Drive and does anyone know when we will get there???

Laurel talked about drive in the post below and that is a good question, does a poet need drive to succeed? First of all I think it’s hard to have drive if you are not being published. I mean when I am rejected from a journal I feel bummed out but then I remember what it feels like to get in so I send my work off again. Every step feels like I get closer to the goal…and that goal continually changes.
I remember two years ago when I wanted to enter Ploughshares Emerging Writers Issue and I needed someone to sponsor me so I wrote to different people and none of the writers I knew met Ploughshares qualifications so I just off the top of my hat decided to write to Kim Addoznia and asked her to sponsor me. Of course, she already had a student she was entering but she gave me great advice about taking small steps as a poet, of paying my dues. It was then I think I began to work.
Honestly I am a lazy ass poet. I don’t think I’ve even yet truly begun to work.
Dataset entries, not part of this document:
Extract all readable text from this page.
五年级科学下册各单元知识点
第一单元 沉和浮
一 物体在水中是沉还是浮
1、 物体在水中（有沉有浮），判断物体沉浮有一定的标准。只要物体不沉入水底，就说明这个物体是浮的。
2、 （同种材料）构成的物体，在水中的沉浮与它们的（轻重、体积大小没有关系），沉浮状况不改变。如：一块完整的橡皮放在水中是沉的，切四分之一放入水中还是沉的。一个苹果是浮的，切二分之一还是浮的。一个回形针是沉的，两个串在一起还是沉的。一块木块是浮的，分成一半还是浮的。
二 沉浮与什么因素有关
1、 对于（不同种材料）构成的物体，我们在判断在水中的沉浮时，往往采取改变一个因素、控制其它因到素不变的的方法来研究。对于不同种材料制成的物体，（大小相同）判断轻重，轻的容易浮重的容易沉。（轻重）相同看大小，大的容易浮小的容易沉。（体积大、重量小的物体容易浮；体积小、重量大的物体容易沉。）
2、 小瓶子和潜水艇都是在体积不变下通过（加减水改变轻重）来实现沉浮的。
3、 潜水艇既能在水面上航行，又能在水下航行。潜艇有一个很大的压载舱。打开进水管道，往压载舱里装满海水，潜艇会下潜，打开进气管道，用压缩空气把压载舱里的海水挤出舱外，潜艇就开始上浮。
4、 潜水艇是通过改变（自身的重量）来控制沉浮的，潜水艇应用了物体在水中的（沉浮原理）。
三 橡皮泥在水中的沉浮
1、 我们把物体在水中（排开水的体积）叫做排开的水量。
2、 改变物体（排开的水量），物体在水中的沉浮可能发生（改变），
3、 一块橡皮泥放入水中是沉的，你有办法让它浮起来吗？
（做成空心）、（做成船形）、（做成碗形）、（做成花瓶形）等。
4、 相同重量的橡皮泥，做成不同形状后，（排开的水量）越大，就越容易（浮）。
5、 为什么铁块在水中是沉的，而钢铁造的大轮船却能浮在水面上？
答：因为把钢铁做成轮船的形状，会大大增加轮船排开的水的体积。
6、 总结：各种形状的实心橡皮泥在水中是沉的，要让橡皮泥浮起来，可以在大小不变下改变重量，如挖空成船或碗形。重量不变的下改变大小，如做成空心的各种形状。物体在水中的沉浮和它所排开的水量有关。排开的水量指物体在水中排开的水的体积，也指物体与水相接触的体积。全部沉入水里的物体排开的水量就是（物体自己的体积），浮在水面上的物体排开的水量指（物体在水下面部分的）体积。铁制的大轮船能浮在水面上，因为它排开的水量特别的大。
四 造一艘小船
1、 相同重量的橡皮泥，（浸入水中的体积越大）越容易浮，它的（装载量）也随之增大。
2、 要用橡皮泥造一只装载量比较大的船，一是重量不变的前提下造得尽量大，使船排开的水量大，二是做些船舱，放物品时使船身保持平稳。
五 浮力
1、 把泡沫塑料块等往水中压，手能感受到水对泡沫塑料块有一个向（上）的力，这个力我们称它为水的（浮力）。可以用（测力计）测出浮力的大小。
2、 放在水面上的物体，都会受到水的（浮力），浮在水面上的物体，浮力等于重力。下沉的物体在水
Brigit Pegeen Kelly sometimes spends a year on one poem. I want to have that kind of drive. I’ve never done that and in truth I don’t think the manuscript is done…I don’t think I’ve even begun to work. My lack of drive is something I fight with every day so dear Laurel I think you should get another hero or at least give yourself credit for getting up every day and writing---its damn hard to do that some days.
I think I sent things off so I can live with myself. I know I have to enter Yale this year not because the manuscript is great but because it is a step and a hurtle I need to get over. I am 37 years old. I have three more years to enter this damn thing and then low and behold I’m an old poet:) But I also know it would be so much easier to let it slide till I’m 40 and close the door on myself with the safety net of well maybe….and that does feel like a greater crime.
I got really mad at Carolyn when she said that some poets go 15 years of working non stop to get a manuscript published and it takes that long. She has a good friend who that happened to...I was like, why are you telling me this???? I feel like such a child with her sometimes. Drive...that is a question I ask myself every day. Would I go the 15 years? Honestly, I have no idea...

1 comment:

Anonymous said...

15 years? christ. I used to force myself to write everday, but now i don't. if I don't feel like writing something new, i revise something old. revision is writing too, for me, it is the funnest part of writing (jack think im nuts) but it's true--I love to revise. I've noticed that when I go back to old poems after a year or so, I have new insights about the situation and I've learned a little bit more craft to shape those insights. i've ben working on the same chapbook for almost a year. it's been exciting to add poems and eliminate others. i see now that a collection of poems is in a constant state of flux and for some reason, there's a security in that for me.